EY Japanは、経営改革とチェンジマネジメントに関する市場調査結果を発表しました。コロナ禍で人やモノの流れが変化し、多くの企業が働き方改革やビジネスモデルの変革に迫られています。一方で、経営改革を成功に導くことは容易でなく、企業はその成功方法を模索しています。このような企業を支援するために、EYは日本における経営改革の成功要因を明確にすることを目的とした、市場調査を実施しました。250以上の企業から得た回答をもとに、さまざまな範囲(既存事業改善・拡大、新規事業立ち上げなど)や規模(全グループ会社、1社単体、複数部門、単体部門など)の経営改革について、分析を行っています。

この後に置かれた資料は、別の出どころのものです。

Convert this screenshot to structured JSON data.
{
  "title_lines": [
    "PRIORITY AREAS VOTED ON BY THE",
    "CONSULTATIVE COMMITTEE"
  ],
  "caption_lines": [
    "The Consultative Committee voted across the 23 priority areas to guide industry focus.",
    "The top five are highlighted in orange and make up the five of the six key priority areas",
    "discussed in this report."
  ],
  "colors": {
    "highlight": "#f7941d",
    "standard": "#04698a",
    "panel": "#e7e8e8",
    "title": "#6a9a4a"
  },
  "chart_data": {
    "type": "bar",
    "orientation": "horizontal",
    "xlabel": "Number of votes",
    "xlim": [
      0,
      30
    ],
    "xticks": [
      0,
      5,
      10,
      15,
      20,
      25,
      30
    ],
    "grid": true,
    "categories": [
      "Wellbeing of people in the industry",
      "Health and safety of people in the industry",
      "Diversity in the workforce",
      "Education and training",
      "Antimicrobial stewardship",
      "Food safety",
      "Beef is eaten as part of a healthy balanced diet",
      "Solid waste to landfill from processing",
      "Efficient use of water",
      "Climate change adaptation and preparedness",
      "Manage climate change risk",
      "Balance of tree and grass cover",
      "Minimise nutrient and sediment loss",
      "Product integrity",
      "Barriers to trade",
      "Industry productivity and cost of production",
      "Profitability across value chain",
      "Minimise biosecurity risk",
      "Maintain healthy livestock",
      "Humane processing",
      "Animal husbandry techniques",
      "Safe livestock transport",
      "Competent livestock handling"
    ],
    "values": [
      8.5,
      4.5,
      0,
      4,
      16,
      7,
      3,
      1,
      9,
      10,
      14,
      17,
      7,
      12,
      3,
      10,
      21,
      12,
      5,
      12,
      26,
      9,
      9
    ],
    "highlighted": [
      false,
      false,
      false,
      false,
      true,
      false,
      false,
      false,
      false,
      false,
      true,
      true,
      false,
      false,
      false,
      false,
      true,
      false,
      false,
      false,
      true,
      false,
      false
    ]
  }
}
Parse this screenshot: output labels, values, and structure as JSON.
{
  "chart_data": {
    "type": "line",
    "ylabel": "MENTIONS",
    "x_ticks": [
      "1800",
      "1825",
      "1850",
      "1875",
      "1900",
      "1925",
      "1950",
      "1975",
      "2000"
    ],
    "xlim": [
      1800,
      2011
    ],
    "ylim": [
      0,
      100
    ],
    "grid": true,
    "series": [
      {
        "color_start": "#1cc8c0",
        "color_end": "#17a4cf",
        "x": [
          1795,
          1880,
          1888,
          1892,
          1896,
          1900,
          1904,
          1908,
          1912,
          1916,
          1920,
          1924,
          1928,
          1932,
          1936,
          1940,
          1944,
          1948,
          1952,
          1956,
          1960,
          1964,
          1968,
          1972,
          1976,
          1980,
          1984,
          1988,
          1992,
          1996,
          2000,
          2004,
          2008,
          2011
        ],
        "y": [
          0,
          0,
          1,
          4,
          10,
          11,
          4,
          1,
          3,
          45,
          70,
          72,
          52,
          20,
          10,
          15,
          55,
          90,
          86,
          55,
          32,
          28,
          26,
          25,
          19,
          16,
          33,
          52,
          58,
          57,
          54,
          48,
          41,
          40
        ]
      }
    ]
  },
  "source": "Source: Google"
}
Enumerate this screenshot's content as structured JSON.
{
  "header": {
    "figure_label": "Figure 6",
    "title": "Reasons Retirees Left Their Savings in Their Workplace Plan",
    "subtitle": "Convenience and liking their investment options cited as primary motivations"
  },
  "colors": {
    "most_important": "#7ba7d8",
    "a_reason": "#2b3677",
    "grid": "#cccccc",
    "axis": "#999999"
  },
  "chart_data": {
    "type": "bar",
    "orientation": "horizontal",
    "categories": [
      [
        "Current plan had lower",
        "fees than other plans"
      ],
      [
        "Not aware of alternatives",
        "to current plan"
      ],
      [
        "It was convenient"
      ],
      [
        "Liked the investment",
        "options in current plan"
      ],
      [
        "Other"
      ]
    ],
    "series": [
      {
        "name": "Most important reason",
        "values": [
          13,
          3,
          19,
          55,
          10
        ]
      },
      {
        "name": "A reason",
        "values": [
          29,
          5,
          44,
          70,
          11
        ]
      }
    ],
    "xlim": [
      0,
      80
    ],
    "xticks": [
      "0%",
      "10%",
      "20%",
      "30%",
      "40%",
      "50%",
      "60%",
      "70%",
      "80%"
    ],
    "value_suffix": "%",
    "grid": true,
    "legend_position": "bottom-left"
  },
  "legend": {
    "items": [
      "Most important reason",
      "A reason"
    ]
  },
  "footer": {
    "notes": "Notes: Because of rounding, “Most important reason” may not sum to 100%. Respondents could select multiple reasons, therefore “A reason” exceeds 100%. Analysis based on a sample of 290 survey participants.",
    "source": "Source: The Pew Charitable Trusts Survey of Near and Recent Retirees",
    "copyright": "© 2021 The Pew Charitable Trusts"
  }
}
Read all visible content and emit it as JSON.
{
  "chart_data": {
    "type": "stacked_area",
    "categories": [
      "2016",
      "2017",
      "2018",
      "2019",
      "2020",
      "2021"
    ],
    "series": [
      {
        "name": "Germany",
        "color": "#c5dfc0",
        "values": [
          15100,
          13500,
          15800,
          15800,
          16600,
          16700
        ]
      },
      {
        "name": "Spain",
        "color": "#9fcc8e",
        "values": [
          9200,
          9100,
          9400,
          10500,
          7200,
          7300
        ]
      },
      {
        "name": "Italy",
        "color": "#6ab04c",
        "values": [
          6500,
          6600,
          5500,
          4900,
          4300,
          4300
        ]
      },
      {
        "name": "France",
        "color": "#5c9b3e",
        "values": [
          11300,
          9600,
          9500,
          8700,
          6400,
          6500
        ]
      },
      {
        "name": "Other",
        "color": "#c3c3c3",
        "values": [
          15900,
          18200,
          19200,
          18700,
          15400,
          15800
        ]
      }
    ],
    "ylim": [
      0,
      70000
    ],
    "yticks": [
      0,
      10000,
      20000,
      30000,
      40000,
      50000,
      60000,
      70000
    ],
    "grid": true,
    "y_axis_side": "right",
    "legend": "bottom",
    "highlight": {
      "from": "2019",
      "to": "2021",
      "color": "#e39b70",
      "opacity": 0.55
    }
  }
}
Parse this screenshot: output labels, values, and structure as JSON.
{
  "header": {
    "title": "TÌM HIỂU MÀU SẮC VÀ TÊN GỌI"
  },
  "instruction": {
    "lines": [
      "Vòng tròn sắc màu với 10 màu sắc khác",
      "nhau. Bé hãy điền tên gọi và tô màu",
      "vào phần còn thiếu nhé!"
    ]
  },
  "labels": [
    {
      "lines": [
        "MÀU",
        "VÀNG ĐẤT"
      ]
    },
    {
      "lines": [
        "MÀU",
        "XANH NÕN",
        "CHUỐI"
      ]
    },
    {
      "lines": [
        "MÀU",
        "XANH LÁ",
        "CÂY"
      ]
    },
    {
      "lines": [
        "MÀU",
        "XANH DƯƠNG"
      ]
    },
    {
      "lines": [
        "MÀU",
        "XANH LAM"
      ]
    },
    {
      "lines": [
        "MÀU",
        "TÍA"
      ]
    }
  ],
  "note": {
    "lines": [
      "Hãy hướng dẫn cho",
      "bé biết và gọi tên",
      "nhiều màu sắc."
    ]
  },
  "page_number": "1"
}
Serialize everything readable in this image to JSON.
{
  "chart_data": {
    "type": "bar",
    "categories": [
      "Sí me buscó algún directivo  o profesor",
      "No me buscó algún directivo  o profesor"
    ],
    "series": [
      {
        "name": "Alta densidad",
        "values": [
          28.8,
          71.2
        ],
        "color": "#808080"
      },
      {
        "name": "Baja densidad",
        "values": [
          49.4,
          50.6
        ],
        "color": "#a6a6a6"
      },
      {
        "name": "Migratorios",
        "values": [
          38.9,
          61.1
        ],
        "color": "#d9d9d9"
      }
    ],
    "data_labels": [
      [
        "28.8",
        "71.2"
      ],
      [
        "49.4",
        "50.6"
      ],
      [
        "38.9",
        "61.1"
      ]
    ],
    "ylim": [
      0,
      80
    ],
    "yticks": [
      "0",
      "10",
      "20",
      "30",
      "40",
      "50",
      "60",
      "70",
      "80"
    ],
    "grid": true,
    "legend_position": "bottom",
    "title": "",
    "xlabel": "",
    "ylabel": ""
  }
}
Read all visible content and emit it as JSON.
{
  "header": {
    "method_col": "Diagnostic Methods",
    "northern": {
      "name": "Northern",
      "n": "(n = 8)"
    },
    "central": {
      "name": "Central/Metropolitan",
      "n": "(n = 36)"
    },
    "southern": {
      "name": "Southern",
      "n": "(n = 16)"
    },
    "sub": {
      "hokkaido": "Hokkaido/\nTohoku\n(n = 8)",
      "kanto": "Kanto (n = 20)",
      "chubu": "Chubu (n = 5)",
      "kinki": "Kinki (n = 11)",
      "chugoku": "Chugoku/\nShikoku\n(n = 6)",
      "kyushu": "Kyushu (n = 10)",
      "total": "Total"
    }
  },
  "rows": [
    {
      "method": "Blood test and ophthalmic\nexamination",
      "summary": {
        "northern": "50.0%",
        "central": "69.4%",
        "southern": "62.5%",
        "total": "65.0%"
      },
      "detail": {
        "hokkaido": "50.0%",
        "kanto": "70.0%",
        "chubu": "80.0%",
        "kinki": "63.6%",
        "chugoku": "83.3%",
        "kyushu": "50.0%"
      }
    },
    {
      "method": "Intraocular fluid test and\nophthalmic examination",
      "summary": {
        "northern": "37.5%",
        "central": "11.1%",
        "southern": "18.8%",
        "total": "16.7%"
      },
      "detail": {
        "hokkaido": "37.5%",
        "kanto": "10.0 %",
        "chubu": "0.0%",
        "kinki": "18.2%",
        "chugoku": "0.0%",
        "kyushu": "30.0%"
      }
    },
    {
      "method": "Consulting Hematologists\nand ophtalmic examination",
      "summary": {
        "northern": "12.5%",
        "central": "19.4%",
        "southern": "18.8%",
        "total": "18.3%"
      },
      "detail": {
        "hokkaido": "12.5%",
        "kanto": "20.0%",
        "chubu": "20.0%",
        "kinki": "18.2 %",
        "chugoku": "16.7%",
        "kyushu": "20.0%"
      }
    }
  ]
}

本調査結果において、改革がより複雑化しており、変化を加速させ改革を成功させるためには、チェンジマネジメントの活動と専任の要員がカギとなることが分かりました。ここで示すチェンジマネジメントとは、改革において“ヒト”と組織に着目した、改革をうまく進めるための手法を指しています。経営層から一般社員に至るまで改革の受容度を評価し、改革によるヒト・組織、業務、システムへの影響をつぶさに分析して、改革を成功させ定着させるための施策を実施していきます。なお、本調査は、産業能率大学 経営学部教授、経営学博士である小出琢磨氏と協働し、経営改革の傾向や、改革における成功要因を明確にしました。
これまで日本では多くの企業が経営改革を行ってきましたが、目的が達成できない場合が多くみられます。本調査では、「改革を完全に成功した」のはわずか19%でした。一方、チェンジマネジメントの活動を行えば行うほど、改革の成功率は向上するという結果がみられました。
改革に関わる従業員が改革に賛同していることは、改革の成功には必要不可欠な要因です。成功した改革の63%が従業員の賛同を得ており、失敗した改革の従業員の賛同度合いと比較すると30%と大きな差があります。さらには、チェンジマネジメントを行っている企業は、19ポイントも従業員の賛同度合いが高いことが確認されました。
チェンジマネジメントを行うことで、改革に伴う変化へ適応することができます。具体的には「改革について、従業員に十分に説明され、よく理解されている」、「改革の背景、ビジョン、ゴールは明確に定義されている」、「改革を推進するのに必要となるリソース(ヒト・モノ・カネ・情報)は十分に確保されている」が上位としてあげられました。
なお、今後求められている改革は、複数の部門をまたがる改革(76%)や、大幅なビジネスの変化を伴う改革(78%)など、これまで行ってきた改革より複雑で難易度が高いことがわかりました。すなわち、改革を成功させるためには、今まで以上にチェンジマネジメントの重要性が増しています。